For the discerning Concertphile
and the City
Baltimore - June 11, 2008
Sex and the City
by Timothy Tilghman
The continuing love story of Bradshaw & Mr. Big has come to the cinema. Their on-again off-again romance reaches its own climax, if you pardon the pun. Yes, the saucy ladies who share their salacious tales of tail amongst themselves have reunited for a singular super-sized episode on the silver screen.
A prologue glimpse into the present day lives of Carrie, Charlotte, Miranda and Samantha brings the audience up to speed on their interweaving dramas four years hence. Storylines are stitched up and the mega-fan in withdrawal since the series ended immediately feels at ease with the adapted routines of these glamorous heroines.
Sarah Jessica Parker, Kristin Davis, Cynthia Nixon, and Kim Cattral all reprise their popular cable television characters in the big budget chick flick Sex and the City. One of the unexpected strengths of this film is that it connects with a wider audience beyond its anticipated core demography.

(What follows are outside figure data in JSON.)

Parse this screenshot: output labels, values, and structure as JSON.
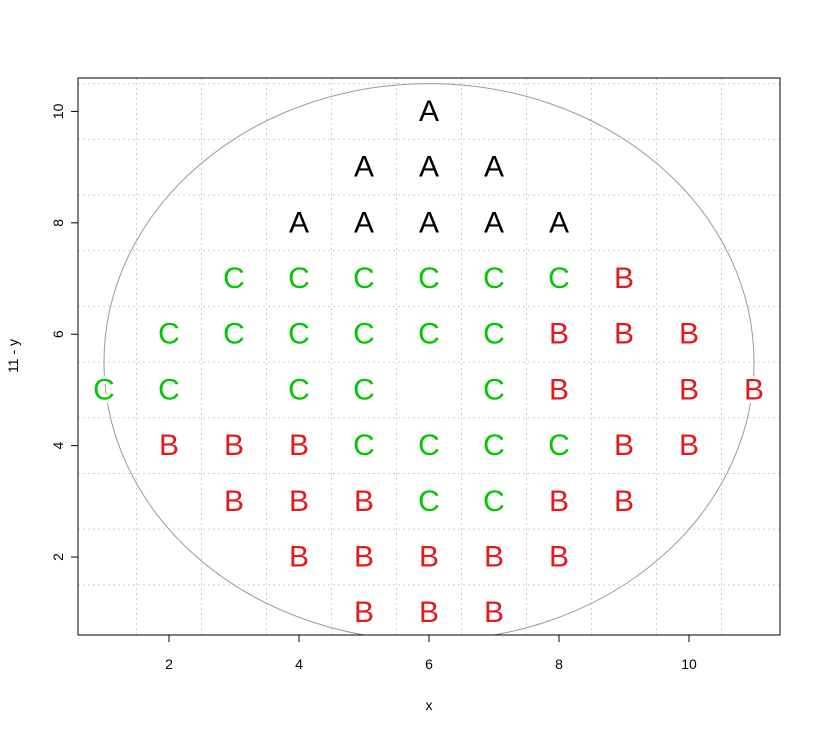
{
  "chart_data": {
    "type": "scatter",
    "xlabel": "x",
    "ylabel": "11 - y",
    "xlim": [
      0.6,
      11.4
    ],
    "ylim": [
      0.6,
      10.6
    ],
    "x_ticks": [
      2,
      4,
      6,
      8,
      10
    ],
    "y_ticks": [
      2,
      4,
      6,
      8,
      10
    ],
    "grid": true,
    "grid_lines": [
      1.5,
      2.5,
      3.5,
      4.5,
      5.5,
      6.5,
      7.5,
      8.5,
      9.5,
      10.5
    ],
    "circle": {
      "center_x": 6,
      "center_y": 5.5,
      "radius": 5
    },
    "colors": {
      "A": "#000000",
      "B": "#e31a1c",
      "C": "#00c800",
      "grid": "#cfcfcf",
      "circle": "#9a9a9a"
    },
    "points": [
      {
        "x": 6,
        "y": 10,
        "label": "A"
      },
      {
        "x": 5,
        "y": 9,
        "label": "A"
      },
      {
        "x": 6,
        "y": 9,
        "label": "A"
      },
      {
        "x": 7,
        "y": 9,
        "label": "A"
      },
      {
        "x": 4,
        "y": 8,
        "label": "A"
      },
      {
        "x": 5,
        "y": 8,
        "label": "A"
      },
      {
        "x": 6,
        "y": 8,
        "label": "A"
      },
      {
        "x": 7,
        "y": 8,
        "label": "A"
      },
      {
        "x": 8,
        "y": 8,
        "label": "A"
      },
      {
        "x": 3,
        "y": 7,
        "label": "C"
      },
      {
        "x": 4,
        "y": 7,
        "label": "C"
      },
      {
        "x": 5,
        "y": 7,
        "label": "C"
      },
      {
        "x": 6,
        "y": 7,
        "label": "C"
      },
      {
        "x": 7,
        "y": 7,
        "label": "C"
      },
      {
        "x": 8,
        "y": 7,
        "label": "C"
      },
      {
        "x": 9,
        "y": 7,
        "label": "B"
      },
      {
        "x": 2,
        "y": 6,
        "label": "C"
      },
      {
        "x": 3,
        "y": 6,
        "label": "C"
      },
      {
        "x": 4,
        "y": 6,
        "label": "C"
      },
      {
        "x": 5,
        "y": 6,
        "label": "C"
      },
      {
        "x": 6,
        "y": 6,
        "label": "C"
      },
      {
        "x": 7,
        "y": 6,
        "label": "C"
      },
      {
        "x": 8,
        "y": 6,
        "label": "B"
      },
      {
        "x": 9,
        "y": 6,
        "label": "B"
      },
      {
        "x": 10,
        "y": 6,
        "label": "B"
      },
      {
        "x": 1,
        "y": 5,
        "label": "C"
      },
      {
        "x": 2,
        "y": 5,
        "label": "C"
      },
      {
        "x": 4,
        "y": 5,
        "label": "C"
      },
      {
        "x": 5,
        "y": 5,
        "label": "C"
      },
      {
        "x": 7,
        "y": 5,
        "label": "C"
      },
      {
        "x": 8,
        "y": 5,
        "label": "B"
      },
      {
        "x": 10,
        "y": 5,
        "label": "B"
      },
      {
        "x": 11,
        "y": 5,
        "label": "B"
      },
      {
        "x": 2,
        "y": 4,
        "label": "B"
      },
      {
        "x": 3,
        "y": 4,
        "label": "B"
      },
      {
        "x": 4,
        "y": 4,
        "label": "B"
      },
      {
        "x": 5,
        "y": 4,
        "label": "C"
      },
      {
        "x": 6,
        "y": 4,
        "label": "C"
      },
      {
        "x": 7,
        "y": 4,
        "label": "C"
      },
      {
        "x": 8,
        "y": 4,
        "label": "C"
      },
      {
        "x": 9,
        "y": 4,
        "label": "B"
      },
      {
        "x": 10,
        "y": 4,
        "label": "B"
      },
      {
        "x": 3,
        "y": 3,
        "label": "B"
      },
      {
        "x": 4,
        "y": 3,
        "label": "B"
      },
      {
        "x": 5,
        "y": 3,
        "label": "B"
      },
      {
        "x": 6,
        "y": 3,
        "label": "C"
      },
      {
        "x": 7,
        "y": 3,
        "label": "C"
      },
      {
        "x": 8,
        "y": 3,
        "label": "B"
      },
      {
        "x": 9,
        "y": 3,
        "label": "B"
      },
      {
        "x": 4,
        "y": 2,
        "label": "B"
      },
      {
        "x": 5,
        "y": 2,
        "label": "B"
      },
      {
        "x": 6,
        "y": 2,
        "label": "B"
      },
      {
        "x": 7,
        "y": 2,
        "label": "B"
      },
      {
        "x": 8,
        "y": 2,
        "label": "B"
      },
      {
        "x": 5,
        "y": 1,
        "label": "B"
      },
      {
        "x": 6,
        "y": 1,
        "label": "B"
      },
      {
        "x": 7,
        "y": 1,
        "label": "B"
      }
    ]
  }
}
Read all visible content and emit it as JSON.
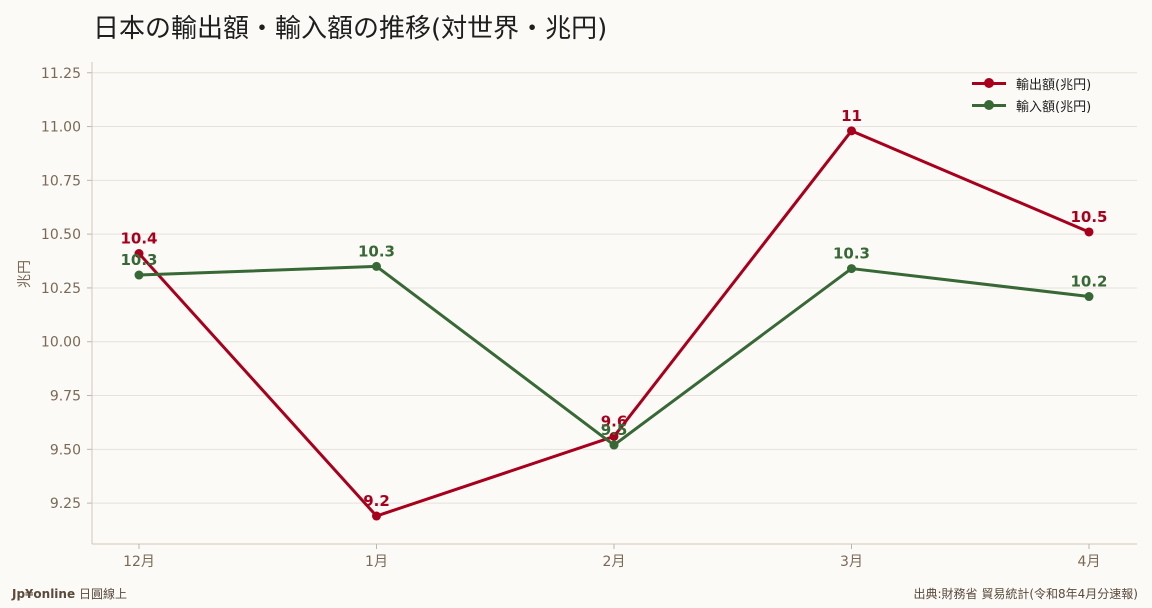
{
  "chart_data": {
    "type": "line",
    "title": "日本の輸出額・輸入額の推移(対世界・兆円)",
    "ylabel": "兆円",
    "categories": [
      "12月",
      "1月",
      "2月",
      "3月",
      "4月"
    ],
    "y_ticks": [
      "9.25",
      "9.50",
      "9.75",
      "10.00",
      "10.25",
      "10.50",
      "10.75",
      "11.00",
      "11.25"
    ],
    "ylim": [
      9.06,
      11.3
    ],
    "grid": true,
    "legend_position": "top-right",
    "series": [
      {
        "name": "輸出額(兆円)",
        "color": "#a8001c",
        "values": [
          10.41,
          9.19,
          9.56,
          10.98,
          10.51
        ],
        "labels": [
          "10.4",
          "9.2",
          "9.6",
          "11",
          "10.5"
        ]
      },
      {
        "name": "輸入額(兆円)",
        "color": "#376835",
        "values": [
          10.31,
          10.35,
          9.52,
          10.34,
          10.21
        ],
        "labels": [
          "10.3",
          "10.3",
          "9.5",
          "10.3",
          "10.2"
        ]
      }
    ]
  },
  "footer": {
    "brand": "Jp¥online",
    "brand_sub": "日圓線上",
    "source": "出典:財務省 貿易統計(令和8年4月分速報)"
  }
}
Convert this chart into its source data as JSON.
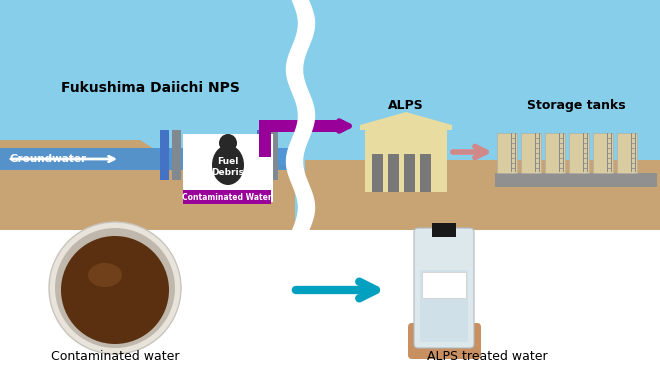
{
  "sky_color": "#87CEEB",
  "ground_color": "#C8A474",
  "water_blue": "#4A90D4",
  "wall_blue": "#4472C4",
  "wall_grey": "#808890",
  "pipe_magenta": "#990099",
  "arrow_pink": "#D08888",
  "arrow_teal": "#00A0C0",
  "alps_building": "#E8DCA0",
  "alps_door": "#787878",
  "tanks_body": "#D8CCA0",
  "tanks_platform": "#909090",
  "fuel_color": "#282828",
  "cont_bg": "#990099",
  "bowl_outer": "#E8E4DC",
  "liquid_dark": "#5A3010",
  "liquid_mid": "#7A4820",
  "bottle_body": "#DCE8EC",
  "bottle_cap": "#181818",
  "hand_color": "#C89060",
  "label_fukushima": "Fukushima Daiichi NPS",
  "label_alps": "ALPS",
  "label_storage": "Storage tanks",
  "label_groundwater": "Groundwater",
  "label_fuel": "Fuel\nDebris",
  "label_cont_water": "Contaminated Water",
  "label_cont_photo": "Contaminated water",
  "label_alps_treated": "ALPS treated water"
}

The cinematic presentation features an involved script with each woman eventually deriving at what she seeks to fulfill her life. Samantha reclaims her independence, Miranda reestablishes her relationship, and Charlotte gives birth to a baby girl. Carrie must endure a protracted roller coaster of emotional trauma before she secures her desired dream.
One noticeable behavioral characteristic of Carrie is conspicuously absent: Carrie is NOT chain smoking throughout the movie. Thankfully, the producers had the foresight to nix that obnoxious and unwelcome habit. Any smoking is relegated to an incidental presence.

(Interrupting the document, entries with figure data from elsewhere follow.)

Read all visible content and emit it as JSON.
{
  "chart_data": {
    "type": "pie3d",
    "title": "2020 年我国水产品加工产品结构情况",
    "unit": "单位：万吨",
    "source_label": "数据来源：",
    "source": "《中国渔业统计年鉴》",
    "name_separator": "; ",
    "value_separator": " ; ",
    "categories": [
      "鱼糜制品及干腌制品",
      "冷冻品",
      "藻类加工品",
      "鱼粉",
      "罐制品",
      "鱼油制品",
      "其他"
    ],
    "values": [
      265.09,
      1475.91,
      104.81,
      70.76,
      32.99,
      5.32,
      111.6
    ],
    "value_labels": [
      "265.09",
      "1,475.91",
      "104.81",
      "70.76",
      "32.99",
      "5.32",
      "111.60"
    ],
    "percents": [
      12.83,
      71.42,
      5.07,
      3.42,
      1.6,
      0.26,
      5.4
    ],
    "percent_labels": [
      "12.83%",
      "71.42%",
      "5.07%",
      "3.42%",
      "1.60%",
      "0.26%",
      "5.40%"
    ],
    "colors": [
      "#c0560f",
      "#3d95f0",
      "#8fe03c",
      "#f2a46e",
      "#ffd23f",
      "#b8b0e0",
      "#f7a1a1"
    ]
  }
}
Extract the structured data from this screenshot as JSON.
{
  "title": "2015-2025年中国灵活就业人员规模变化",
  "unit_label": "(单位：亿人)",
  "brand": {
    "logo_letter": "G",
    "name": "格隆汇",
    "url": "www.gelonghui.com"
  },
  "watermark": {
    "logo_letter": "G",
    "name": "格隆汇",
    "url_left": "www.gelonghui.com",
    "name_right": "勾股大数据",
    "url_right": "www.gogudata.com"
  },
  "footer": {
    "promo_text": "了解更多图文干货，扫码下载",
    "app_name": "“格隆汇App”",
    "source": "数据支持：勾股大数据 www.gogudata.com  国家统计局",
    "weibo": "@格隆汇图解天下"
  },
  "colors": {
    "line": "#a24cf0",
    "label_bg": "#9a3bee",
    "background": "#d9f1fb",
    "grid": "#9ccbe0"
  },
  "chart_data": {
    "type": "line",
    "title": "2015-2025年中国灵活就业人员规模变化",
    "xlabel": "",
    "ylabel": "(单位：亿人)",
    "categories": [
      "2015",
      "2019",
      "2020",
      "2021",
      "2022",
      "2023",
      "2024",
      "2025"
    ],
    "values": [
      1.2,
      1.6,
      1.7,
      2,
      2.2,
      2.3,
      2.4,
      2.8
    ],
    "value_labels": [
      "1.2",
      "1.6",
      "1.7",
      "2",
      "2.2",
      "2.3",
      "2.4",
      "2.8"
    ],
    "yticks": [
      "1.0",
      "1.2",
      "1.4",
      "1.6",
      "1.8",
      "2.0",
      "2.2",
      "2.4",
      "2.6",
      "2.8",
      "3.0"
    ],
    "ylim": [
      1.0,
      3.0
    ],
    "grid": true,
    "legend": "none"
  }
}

A solid number of supporting characters from the original broadcast series put in appearances to rekindle the plot lines fraught with comedy, romance and sexuality. Miranda and Steve are showcased as the steamy couple caught copulating on screen. Several new faces introduce subtle interpersonal nuances into the on-going action.
The outrageous gadar factor from the cable network series has been toned down considerably for an expanded viewing public. However, there is a brief New Year's Eve smooch between two gay males that appears as if their clumsy kiss was written in only to appease that segment of the market.
The theme that opens and closes the lavish production is a metaphor about labels and love that thrives as a preoccupation for ladies living in NYC. Women motivated by style covet designer labels to enhance their lives and are driven in pursuit of love to enrich their life.
Bradshaw succeeds in detecting LOVE as the password protected codeword she needs to unlock an encrypted folder possessing unopened cyber love letters to her composed by Mr. Big. In the fairytale ending, it is LOVE that endures and fortifies their union as partners.